Il Tribunale Amministrativo del Lazio si è espresso ieri sul caso riguardante la Pomar di Ardea, fatta chiudere dal Sindaco Mario Savarese nel novembre scorso. L’azienda infatti, che produce energia elettrica dal biogas, aveva impugnato l’ordinanza e ora il TAR le ha dato ragione.
«Nessuna situazione di pericolo»
Da un lato i giudici hanno evidenziato che, «tanto dall’ordinanza impugnata quanto dalla documentazione versata in atti non consta nessuna concreta ed obiettiva evidenza idonea a comprovare la sussistenza di una situazione di pericolo, con altrettanto indimostrata inidoneità degli strumenti ordinari per far fronte alle criticità rilevate, suscettibili di regolarizzazione».
In tal senso anche se «le valutazioni espresse dalla ASL abbiano fatto emergere criticità nella gestione dell’impianto, non hanno rappresentato la sussistenza di una situazione di pericolo tale da legittimare l’adozione di un’ordinanza contingibile ed urgente» né «la considerazione del principio di precauzione».
Il Tar poi aggiunge: «In giudizio la difesa dell’Amministrazione non è stata in grado di fornire elementi idonei a sostenere l’ordinanza impugnata, dovendosi sottolineare l’assoluta inidoneità della presentazione di esposti da parte dei cittadini e di irregolarità e criticità nella gestione dell’impianto ad evidenziare la sussistenza di una situazione di pericolo in assenza di obiettive evidenze circa i rischi per la salute pubblica e per l’ambiente».

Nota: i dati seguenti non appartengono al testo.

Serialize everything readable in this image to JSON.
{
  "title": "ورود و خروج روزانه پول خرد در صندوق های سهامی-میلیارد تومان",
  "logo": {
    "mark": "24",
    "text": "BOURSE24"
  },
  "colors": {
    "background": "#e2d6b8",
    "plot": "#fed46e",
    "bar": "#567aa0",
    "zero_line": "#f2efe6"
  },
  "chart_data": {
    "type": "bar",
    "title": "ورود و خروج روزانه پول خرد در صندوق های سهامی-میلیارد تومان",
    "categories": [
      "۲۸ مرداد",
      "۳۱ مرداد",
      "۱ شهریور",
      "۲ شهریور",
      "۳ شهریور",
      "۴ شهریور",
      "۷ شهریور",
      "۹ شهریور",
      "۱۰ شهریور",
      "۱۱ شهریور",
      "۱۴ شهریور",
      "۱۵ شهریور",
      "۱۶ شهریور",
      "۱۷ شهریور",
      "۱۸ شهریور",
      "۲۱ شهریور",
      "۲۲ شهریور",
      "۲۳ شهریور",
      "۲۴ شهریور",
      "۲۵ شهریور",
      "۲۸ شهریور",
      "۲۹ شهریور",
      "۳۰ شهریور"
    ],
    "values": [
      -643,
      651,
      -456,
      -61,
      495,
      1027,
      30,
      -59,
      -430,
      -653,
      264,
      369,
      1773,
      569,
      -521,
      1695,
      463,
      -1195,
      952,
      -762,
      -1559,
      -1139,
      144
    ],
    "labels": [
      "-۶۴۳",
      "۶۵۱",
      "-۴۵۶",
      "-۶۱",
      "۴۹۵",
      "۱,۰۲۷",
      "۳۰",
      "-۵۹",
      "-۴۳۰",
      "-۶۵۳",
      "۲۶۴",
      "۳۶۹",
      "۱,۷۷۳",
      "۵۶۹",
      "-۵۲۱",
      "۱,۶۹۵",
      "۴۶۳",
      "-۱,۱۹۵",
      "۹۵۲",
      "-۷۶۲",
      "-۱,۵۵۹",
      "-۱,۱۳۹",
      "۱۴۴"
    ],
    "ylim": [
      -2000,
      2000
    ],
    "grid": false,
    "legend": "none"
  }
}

Le prescrizioni chieste alla Pomar: eseguite le misure richieste
Come ricorderete l’ordinanza del novembre scorso firmata dal Primo Cittadino conteneva tutta una serie di prescrizioni per la Pomar per le quali si erano verificati, nei mesi successivi, alcuni sopralluoghi dei Caschi Bianchi di Ardea. Ebbene su questo fronte il Tar ravvisa:
«Al riguardo, si sottolinea che tutte le circostanze successive all’adozione del provvedimento impugnato, segnatamente riferite alla presentazione di un cronoprogramma da parte della società nella prospettiva di un superamento delle criticità rilevate non costituiscono elementi di riferimento suscettibili di valorizzazione ai fini del sindacato sulla legittimità dell’ordinanza gravata, dovendosi, comunque, constatare l’impegno profuso dalla società per l’esecuzione delle misure richieste, come comprovato dalle risultanze dei verbali dei sopralluoghi eseguiti dalla Polizia Locale presso l’impianto in data 5.02.2020 ed in data 28.05.2020 dalle quali emerge la regolarizzazione di molte contestazioni con precipuo riferimento al “sistema di abbattimento e contenimento di emissioni odorigene”, alla copertura degli “insilati”, alla “pulizia delle griglie di captazione”, mentre le crepe nella vasca contenente il digestato erano già state in precedenza riparate. Anche al fine di orientare l’ente in relazione ai successivi sviluppi dell’attività amministrativa, si evidenzia che, a fronte di tale impegno profuso dalla ricorrente non consta che l’amministrazione si sia fattivamente adoperata, in conformità ai principi di correttezza e leale collaborazione, per la individuazione delle modalità idonee ad assicurare l’integrale regolarizzazione delle attività dell’impianto e per il ripristino delle opportune condizioni igieniche e di sicurezza alle quali la ricorrente è tenuta, non emergendo alcun riscontro quanto alle misure indicate nell’ultimo cronoprogramma con precipuo riferimento alla eliminazione dell’impatto odorigeno».
L’annosa vicenda della Pomar
Il caso relativo all’azienda, che si arricchisce così di un nuovo capitolo, ormai si trascina da anni: al centro del contendere, come è noto, ci sono soprattutto i forti odori che provengono dall’impianto in alcuni momenti della giornata che causano disagi ai residenti; la Pomar, negli anni recenti, dal canto suo, ha sempre cercato di rassicurare la cittadinanza, dichiarando come all’interno del sito sia tutto «naturale» e aprendo talvolta, a chi ne faceva richiesta, le porte del proprio impianto.
E adesso, con questo nuovo pronunciamento dei Giudici, potrà riprendere a lavorare.